Neuer Kinofilm „Der Tiger“: Selbstbegegnung eines Ostfront-Täters
Dennis Gansel wirft das Publikum in die tiefen Abgründe des 2. Weltkriegs: Es ist ein interpretationsfähiger Antikriegsfilm mit Stärken und Schwächen.
Die Exposition verspricht eine Konfrontation mit einigen der grausamsten Momente des Weltenbrandes: Handlungsort ist die Ostfront, kurz nach der Schlacht von Stalingrad. Für einen ersten, intensiven, Moment der Immersion sorgt das Gefechtsgeschehen auf einer brennenden Brücke: Die Zuschauer*in wird eingesperrt, zusammen mit der Besatzung, in die beklemmende Enge eines Wehrmachts-Panzers – der titelstiftende „Tiger“.

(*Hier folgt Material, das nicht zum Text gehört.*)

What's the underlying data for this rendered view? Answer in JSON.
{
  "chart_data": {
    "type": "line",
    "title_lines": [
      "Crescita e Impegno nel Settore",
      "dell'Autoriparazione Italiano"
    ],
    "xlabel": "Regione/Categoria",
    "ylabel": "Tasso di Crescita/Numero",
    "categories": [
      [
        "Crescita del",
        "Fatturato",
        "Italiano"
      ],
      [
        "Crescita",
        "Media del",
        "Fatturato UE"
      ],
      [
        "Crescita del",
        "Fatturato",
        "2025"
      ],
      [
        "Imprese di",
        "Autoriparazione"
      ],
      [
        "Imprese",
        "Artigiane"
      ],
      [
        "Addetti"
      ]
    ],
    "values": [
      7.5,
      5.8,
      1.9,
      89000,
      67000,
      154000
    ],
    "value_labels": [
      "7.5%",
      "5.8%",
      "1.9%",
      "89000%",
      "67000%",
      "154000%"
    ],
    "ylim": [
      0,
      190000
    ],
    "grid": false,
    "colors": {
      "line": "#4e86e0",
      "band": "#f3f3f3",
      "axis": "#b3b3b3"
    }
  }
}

Für eine Vorstellung der gezeigten Besatzung bleibt keine Zeit: Wir sehen fünf Männer in ein und derselben Nahtoderfahrung. Ausweglosigkeit, Enge und Platzangst übertragen sich beängstigend eindrucksvoll. Ein sehr gelungener Einstieg.
Nach „Napola – Elite für den Führer“ (2004) und „Die Welle“ (2008) – und dann gab es auch noch seine Beteiligung an der TV-Neubearbeitung von „Das Boot“(2022/23) – hat sich Regisseur Dennis Gansel neuerlich an die deutsche Geschichte begeben. Und wieder sucht der gebürtige Hannoveraner nah heranzukommen an die, die mitmachen in einem System wie dem Nationalsozialismus.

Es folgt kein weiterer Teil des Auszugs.